If cities keep growing and designated urban areas keep expanding, how are we supposed to find rural nature to conserve? More importantly, how are we supposed to halt biodiversity loss without expanding our horizons for conservation?

The answer is straightforward. Instead of exempting cities from conservation targets, we need to conserve the existing nature in cities and re-establish them as ecosystems on par with rural ones. While mainstream belief would separate nature from cities and would not acknowledge the existence of biodiversity in cities any more than the existence of rats or pigeons, the findings on urban biodiversity demonstrate far beyond that.

Ecologist Alexis Alvey argues that 15 urban and suburban parks in the Flanders area of Belgium contain 30% of the total number of wild plant species, 50% of the total number of breeding birds as well as 40% of the total number of butterflies. The same research also notes that, all over Europe, urban areas contain higher level of biodiversity than many unpopulated areas.

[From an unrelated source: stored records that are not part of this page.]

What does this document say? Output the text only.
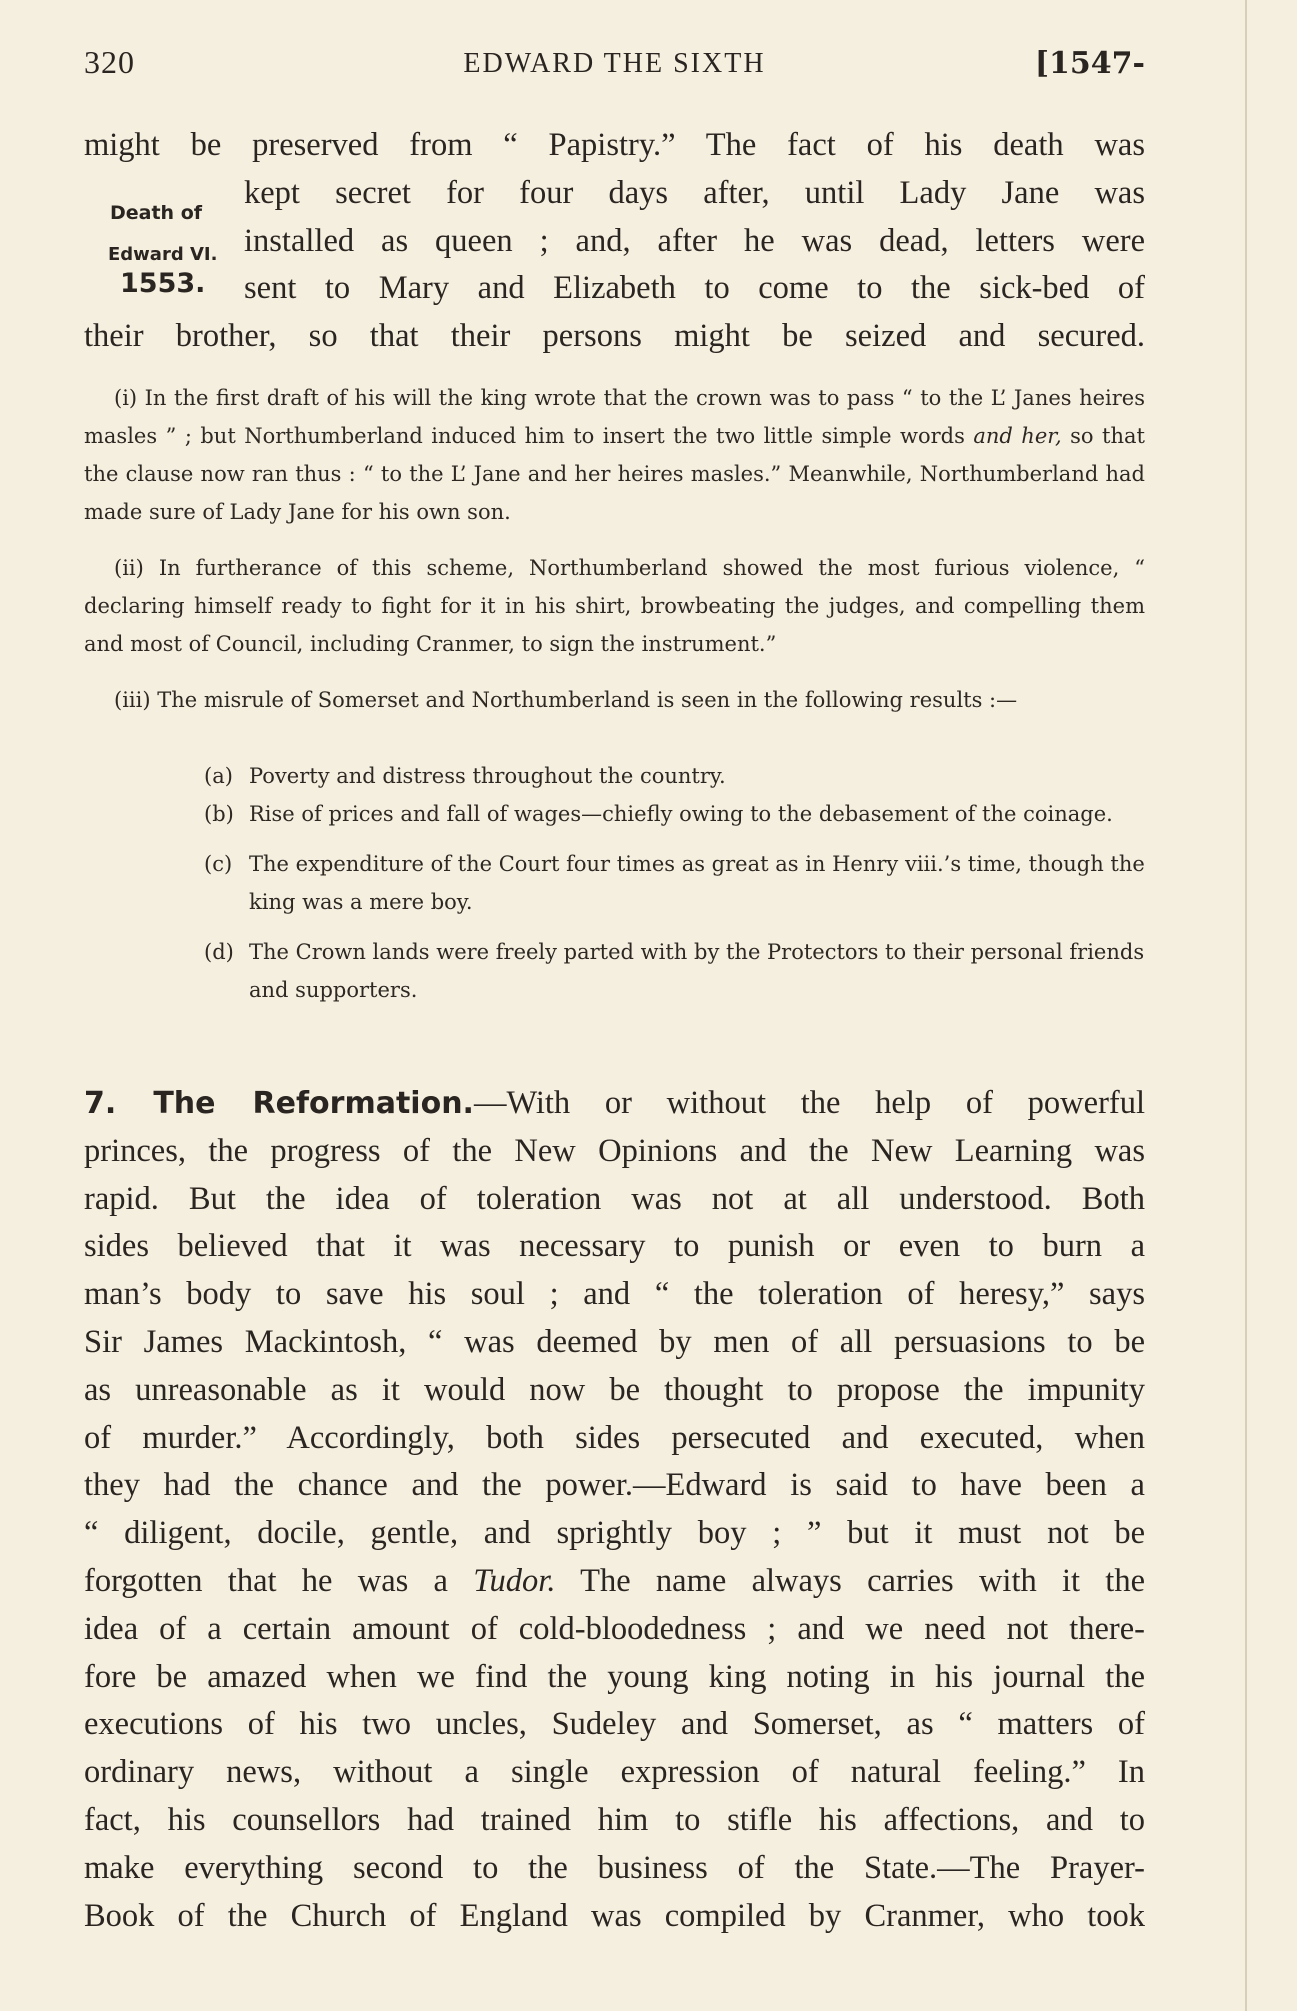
320	EDWARD THE SIXTH	[1547-
Death of
Edward VI.
1553.
might be preserved from “ Papistry.” The fact of his death was
kept secret for four days after, until Lady Jane was
installed as queen ; and, after he was dead, letters were
sent to Mary and Elizabeth to come to the sick-bed of
their brother, so that their persons might be seized and secured.
(i) In the first draft of his will the king wrote that the crown was to pass “ to the L’ Janes heires masles ” ; but Northumberland induced him to insert the two little simple words and her, so that the clause now ran thus : “ to the L’ Jane and her heires masles.” Meanwhile, Northumberland had made sure of Lady Jane for his own son.
(ii) In furtherance of this scheme, Northumberland showed the most furious violence, “ declaring himself ready to fight for it in his shirt, browbeating the judges, and compelling them and most of Council, including Cranmer, to sign the instrument.”
(iii) The misrule of Somerset and Northumberland is seen in the following results :—
(a) Poverty and distress throughout the country.
(b) Rise of prices and fall of wages—chiefly owing to the debasement of the coinage.
(c) The expenditure of the Court four times as great as in Henry viii.’s time, though the king was a mere boy.
(d) The Crown lands were freely parted with by the Protectors to their personal friends and supporters.
7. The Reformation.—With or without the help of powerful
princes, the progress of the New Opinions and the New Learning was
rapid. But the idea of toleration was not at all understood. Both
sides believed that it was necessary to punish or even to burn a
man’s body to save his soul ; and “ the toleration of heresy,” says
Sir James Mackintosh, “ was deemed by men of all persuasions to be
as unreasonable as it would now be thought to propose the impunity
of murder.” Accordingly, both sides persecuted and executed, when
they had the chance and the power.—Edward is said to have been a
“ diligent, docile, gentle, and sprightly boy ; ” but it must not be
forgotten that he was a Tudor. The name always carries with it the
idea of a certain amount of cold-bloodedness ; and we need not there-
fore be amazed when we find the young king noting in his journal the
executions of his two uncles, Sudeley and Somerset, as “ matters of
ordinary news, without a single expression of natural feeling.” In
fact, his counsellors had trained him to stifle his affections, and to
make everything second to the business of the State.—The Prayer-
Book of the Church of England was compiled by Cranmer, who took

These findings suggest that what we need to protect is among us.

But we also need to look at other continents, different climates and other urban landscapes with differing traits before we can reach a general conclusion. Importantly, before we can talk about reaching the targets of Goal 15, we need to rethink the ‘nature’ of, and in, cities. We need more research to discover what other gems we might be living together with, in order to make sure these species survive as we increasingly move into cities.

This means that we also need to structure urban areas in line with ecological principles: Sustainability in a city should not solely focus on better infrastructure, better transportation or better sanitation. It is not possible to think of a sustainable city without the visible aid of ecosystem services, which can only be balanced by acknowledging the presence of biodiversity in cities.

In order to progress within Goal 15 on halting biodiversity loss, sustainable cities and Goal 11 are only one of the many places to look at. Additionally, endorsement of biodiversity in urban areas is only the beginning of a long untamed path. Luckily, Goals 11 and 15 give us a head start for collaboration.